I mean, I get that upstream doesn't work on the interpreter anymore, but I'm old enough to remember when that meant software was "completed" rather than "dead"...

Fedora ponders the Python 2 end game

Posted Aug 11, 2017 6:12 UTC (Fri) by dvdeug (guest, #10998) [Link] (3 responses)

As an admin, you're thrilled to provide support for an endless variety of systems? You don't mind installing ratfor and dealing with the problems everytime you upgrade the Fortran compiler? How about a Modula-3 compiler? Support for Java 1.0 class files that won't run on modern JVMs?

Old enough to remember when software was completed? When was this? When code was written for the Commodore 64 or some other long dead platform? Of what use is code that can't handle Unicode (or even 8-bit characters), or can't handle JPEGs and PNGs or can't handle IPv6? At no point in the history that I'm familiar with has stable software been the norm. The vast majority of software lived and died on short-lived platforms, and even well-written programs that hit the language/OS/platform lottery, if they didn't adapt to new file formats and new demands, died.

Fedora ponders the Python 2 end game

Posted Aug 11, 2017 22:08 UTC (Fri) by nix (subscriber, #2304) [Link] (2 responses)

Old enough to remember when software was completed? When was this?

I can think of two pieces of software that were completed. TeX, because Knuth decreed it (and bugfixes didn't stop even then), and BBC B Elite, which must be considered to eventually have been completed because there was literally no more RAM in which to fix the single remaining known bug: IIRC, it needed three bytes, and after many sweeps through the code, optimizing each time, there was no more fat to be wrung out of it.

Fedora ponders the Python 2 end game

Posted Aug 21, 2017 21:46 UTC (Mon) by pboddie (guest, #50784) [Link] (1 responses)

Do you have any more information about this Elite bug? Some enquiries have produced an account of another bug, but also some scepticism about one which needed three unavailable bytes to be fixed. Someone even asked Ian Bell for his recollections!

Fedora ponders the Python 2 end game

Posted Sep 1, 2017 15:24 UTC (Fri) by nix (subscriber, #2304) [Link]

I said 'IIRC' because this too was from vague recollections. I'll ask around. :)

Fedora ponders the Python 2 end game

Posted Aug 3, 2017 14:04 UTC (Thu) by rossburton (subscriber, #7254) [Link]

For anyone wondering what other people are up to, I've just written up my plans for the Yocto Project at https://wiki.yoctoproject.org/wiki/NoMorePython2.

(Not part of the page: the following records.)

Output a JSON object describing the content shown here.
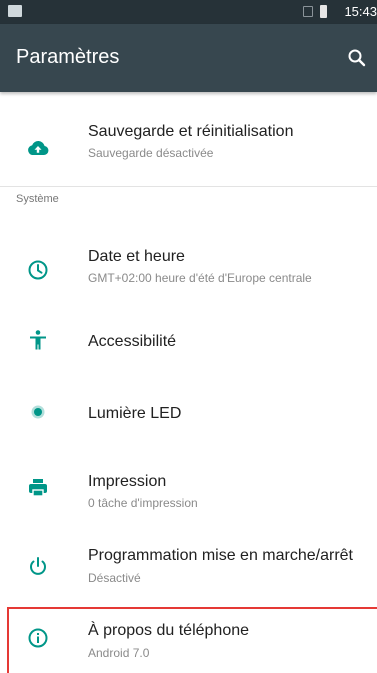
{
  "status_bar": {
    "time": "15:43"
  },
  "app_bar": {
    "title": "Paramètres"
  },
  "items": [
    {
      "title": "Sauvegarde et réinitialisation",
      "subtitle": "Sauvegarde désactivée",
      "icon": "cloud-upload-icon"
    },
    {
      "title": "Date et heure",
      "subtitle": "GMT+02:00 heure d'été d'Europe centrale",
      "icon": "clock-icon"
    },
    {
      "title": "Accessibilité",
      "icon": "accessibility-icon"
    },
    {
      "title": "Lumière LED",
      "icon": "led-light-icon"
    },
    {
      "title": "Impression",
      "subtitle": "0 tâche d'impression",
      "icon": "printer-icon"
    },
    {
      "title": "Programmation mise en marche/arrêt",
      "subtitle": "Désactivé",
      "icon": "power-schedule-icon"
    },
    {
      "title": "À propos du téléphone",
      "subtitle": "Android 7.0",
      "icon": "info-icon"
    }
  ],
  "sections": {
    "system": "Système"
  },
  "colors": {
    "accent": "#009688",
    "app_bar": "#37474f",
    "status_bar": "#263238",
    "highlight": "#e53935"
  }
}
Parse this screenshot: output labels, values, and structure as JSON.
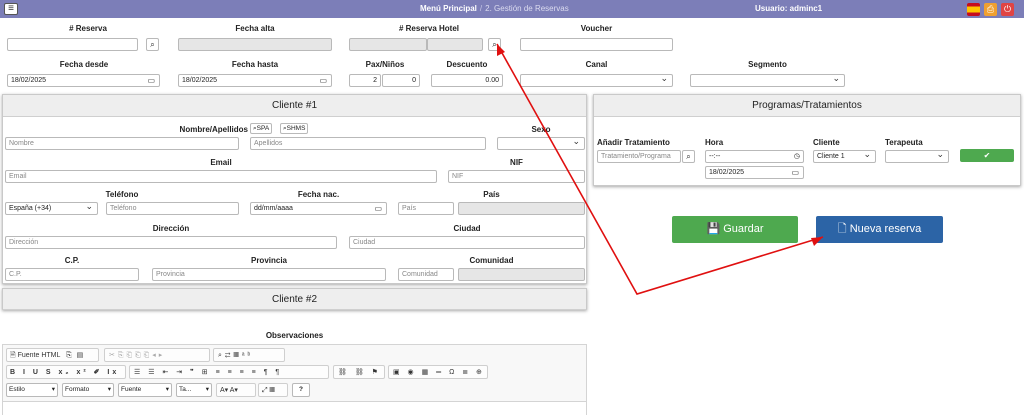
{
  "topbar": {
    "menu_icon": "hamburger-icon",
    "breadcrumb_main": "Menú Principal",
    "breadcrumb_sep": "/",
    "breadcrumb_current": "2. Gestión de Reservas",
    "user": "Usuario: adminc1",
    "icons": [
      "spain-flag-icon",
      "print-icon",
      "power-icon"
    ],
    "colors": {
      "bar": "#7c7eb8",
      "flag_red": "#c60b1e",
      "flag_yellow": "#ffc400",
      "print": "#f0a030",
      "power": "#e04444"
    }
  },
  "search": {
    "reserva_label": "# Reserva",
    "fecha_alta_label": "Fecha alta",
    "reserva_hotel_label": "# Reserva Hotel",
    "voucher_label": "Voucher",
    "fecha_desde_label": "Fecha desde",
    "fecha_desde_value": "18/02/2025",
    "fecha_hasta_label": "Fecha hasta",
    "fecha_hasta_value": "18/02/2025",
    "pax_label": "Pax/Niños",
    "pax_value": "2",
    "ninos_value": "0",
    "descuento_label": "Descuento",
    "descuento_value": "0.00",
    "canal_label": "Canal",
    "segmento_label": "Segmento"
  },
  "cliente1": {
    "title": "Cliente #1",
    "nombre_label": "Nombre/Apellidos",
    "spa_btn": "SPA",
    "shms_btn": "SHMS",
    "sexo_label": "Sexo",
    "nombre_ph": "Nombre",
    "apellidos_ph": "Apellidos",
    "email_label": "Email",
    "email_ph": "Email",
    "nif_label": "NIF",
    "nif_ph": "NIF",
    "telefono_label": "Teléfono",
    "pais_tel_value": "España (+34)",
    "telefono_ph": "Teléfono",
    "fecha_nac_label": "Fecha nac.",
    "fecha_nac_ph": "dd/mm/aaaa",
    "pais_label": "País",
    "pais_ph": "País",
    "direccion_label": "Dirección",
    "direccion_ph": "Dirección",
    "ciudad_label": "Ciudad",
    "ciudad_ph": "Ciudad",
    "cp_label": "C.P.",
    "cp_ph": "C.P.",
    "provincia_label": "Provincia",
    "provincia_ph": "Provincia",
    "comunidad_label": "Comunidad",
    "comunidad_ph": "Comunidad"
  },
  "cliente2": {
    "title": "Cliente #2"
  },
  "programas": {
    "title": "Programas/Tratamientos",
    "tratamiento_label": "Añadir Tratamiento",
    "tratamiento_ph": "Tratamiento/Programa",
    "hora_label": "Hora",
    "hora_ph": "--:--",
    "fecha_value": "18/02/2025",
    "cliente_label": "Cliente",
    "cliente_value": "Cliente 1",
    "terapeuta_label": "Terapeuta",
    "add_icon": "check-icon"
  },
  "actions": {
    "guardar": "Guardar",
    "nueva": "Nueva reserva",
    "colors": {
      "guardar": "#4ea94f",
      "nueva": "#2c64a6"
    }
  },
  "observaciones": {
    "title": "Observaciones",
    "fuente_html": "Fuente HTML",
    "estilo": "Estilo",
    "formato": "Formato",
    "fuente": "Fuente",
    "tamano": "Ta...",
    "help": "?"
  },
  "annotation": {
    "arrow_color": "#e01010"
  }
}
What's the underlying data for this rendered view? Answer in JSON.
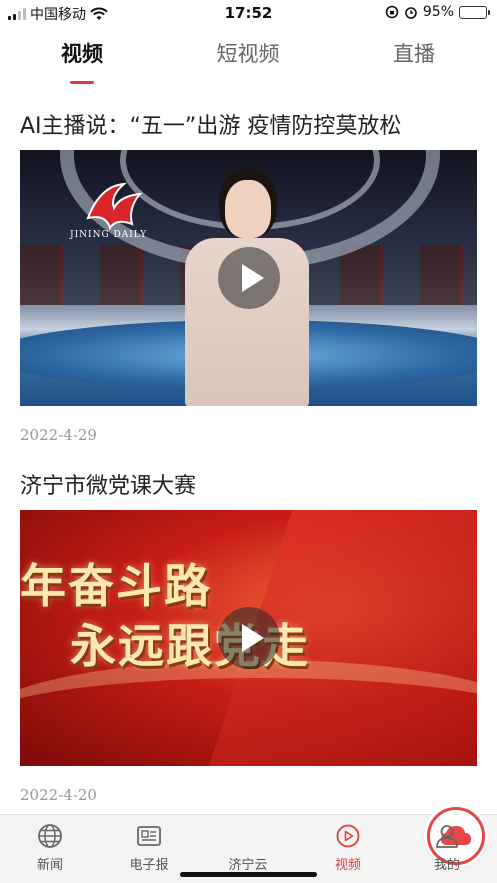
{
  "status_bar": {
    "carrier": "中国移动",
    "time": "17:52",
    "battery_percent": "95%"
  },
  "top_tabs": [
    {
      "label": "视频",
      "active": true
    },
    {
      "label": "短视频",
      "active": false
    },
    {
      "label": "直播",
      "active": false
    }
  ],
  "feed": [
    {
      "title": "AI主播说：“五一”出游 疫情防控莫放松",
      "date": "2022-4-29",
      "thumb_logo_text": "JINING DAILY"
    },
    {
      "title": "济宁市微党课大赛",
      "date": "2022-4-20",
      "thumb_line1": "年奋斗路",
      "thumb_line2": "永远跟党走"
    }
  ],
  "bottom_nav": [
    {
      "label": "新闻",
      "icon": "globe-icon"
    },
    {
      "label": "电子报",
      "icon": "newspaper-icon"
    },
    {
      "label": "济宁云",
      "icon": "cloud-icon"
    },
    {
      "label": "视频",
      "icon": "play-circle-icon",
      "active": true
    },
    {
      "label": "我的",
      "icon": "user-icon"
    }
  ],
  "colors": {
    "accent": "#e33a3a",
    "battery": "#34c759"
  },
  "battery_level": 0.95
}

Because Python 2 is on the way out, and there's really no point in building multiple versions of Python if we can avoid it, we're trying to remove all use of Python 2 from OpenEmbedded Core sooner rather than later.

Thanks to Arch forcing the issue and installing Python 3 as /usr/bin/python most packages are happy to use either 2 or 3 these days. There's just a few tools we use that need Python 2: Qemu, APR, and bmaptools come to mind.

Fedora ponders the Python 2 end game

Posted Aug 3, 2017 14:09 UTC (Thu) by ballombe (subscriber, #9523) [Link]

> It is anticipated that once the Python 2.7 branch is no longer receiving even security updates, we will actively recommend against platforms providing a Python 2.7 stack at all, let alone as the default target of the unqualified "python" command.

The only problem with python3 is the attitude of the python3 developers toward python2. That they do not want to maintain it beyond 2020 is quite understandable. But trying to prevent other people to use it and keep maintaining it is not in the spirit of free software.

Remove that, and everybody would applaud python3 as the new interesting language to look at instead of the thing which is forced down their throat.

Fedora ponders the Python 2 end game

Posted Aug 6, 2017 16:50 UTC (Sun) by bluebirch (guest, #58264) [Link]

Maybe python2 (and optionally /usr/bin/python) should point to pypy's python2.7. For most scripts especially the ones used be administrators should work fine with it. And pypy won't have a problem with security patches.